Yup, TV mode.  I upgraded again to 4.8.4.0 and selected "Auto" as the Display Mode and now I can use the scheduler for tasks as well as start button.
So is this a UI feature/restriction by design?

Web browser with Display Mode - Auto, Desktop, Mobile/Tablet : Scheduled Tasks allows schedule editing and start button
Web browser with Display Mode - TV : Scheduled Tasks does not allow schedule editing, only start button
Emby Theater for Windows : Scheduled Tasks does not allow schedule editing, only start button
Mobile/Tablet app : Scheduled Tasks allows schedule editing and start button

BTW, I use TV display mode in my web browser so I can see what it will look like in my theater room when using ET.

[Luke 37066]

10 minutes ago, scottpro said:

Yup, TV mode.  I upgraded again to 4.8.4.0 and selected "Auto" as the Display Mode and now I can use the scheduler for tasks as well as start button.
So is this a UI feature/restriction by design?

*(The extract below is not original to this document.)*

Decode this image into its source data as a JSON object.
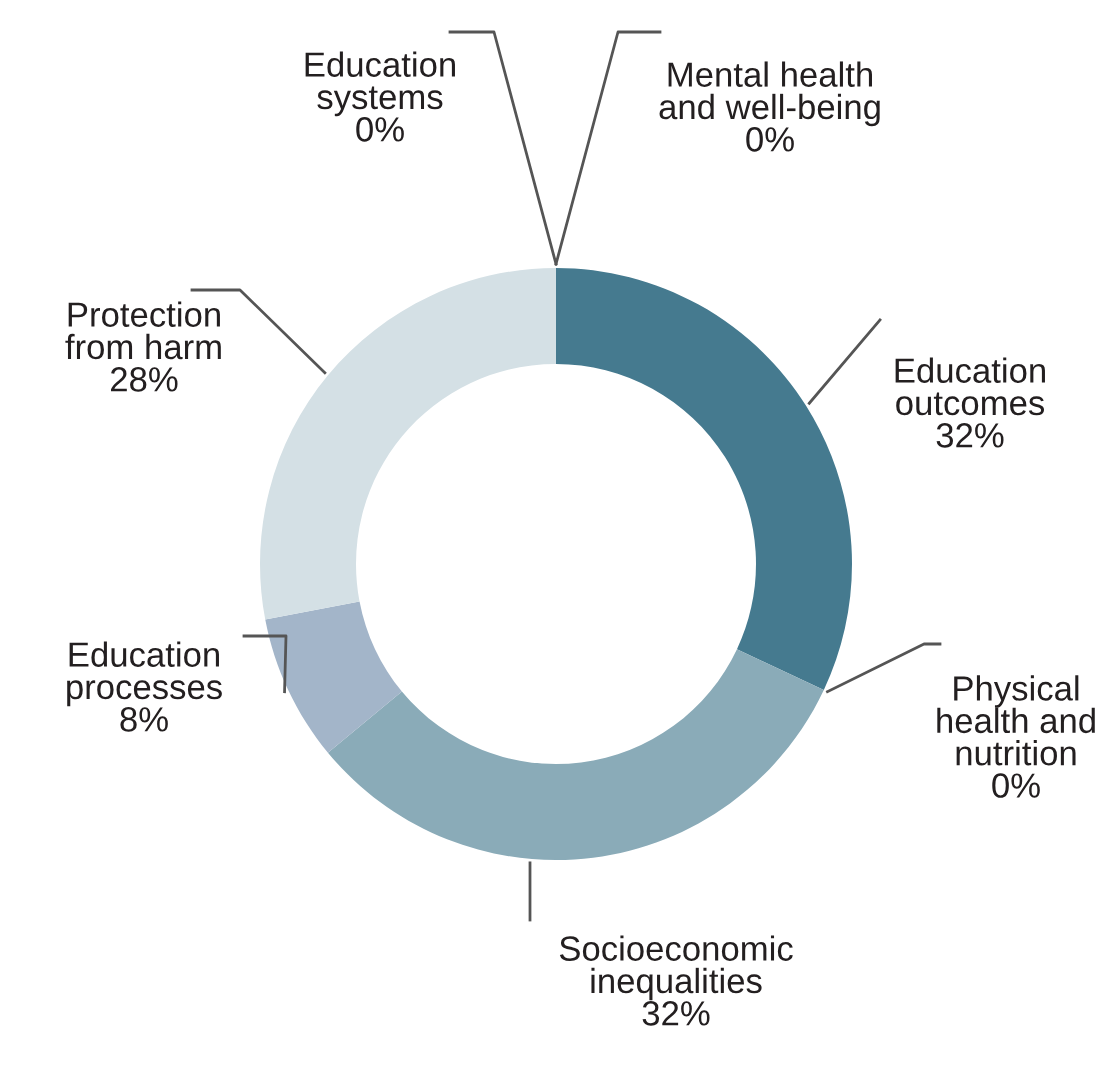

Web browser with Display Mode - Auto, Desktop, Mobile/Tablet : Scheduled Tasks allows schedule editing and start button
Web browser with Display Mode - TV : Scheduled Tasks does not allow schedule editing, only start button
Emby Theater for Windows : Scheduled Tasks does not allow schedule editing, only start button
Mobile/Tablet app : Scheduled Tasks allows schedule editing and start button

BTW, I use TV display mode in my web browser so I can see what it will look like in my theater room when using ET.

Hi, yes the functions need to be added to TV mode. Thanks.

[darkassassin07 423]

Can we please get the docker image releases updated at the same time as every other release?

 

Or, have docker based emby servers check docker hub for their updates? (regarding when to send 'update available' notifications)

 

I keep getting notifications for updates that still don't exist multiple days after receiving the notification. Docker releases always seem to lag behind by as much as a full week... It's getting quite frustrating being told to update but not being able to.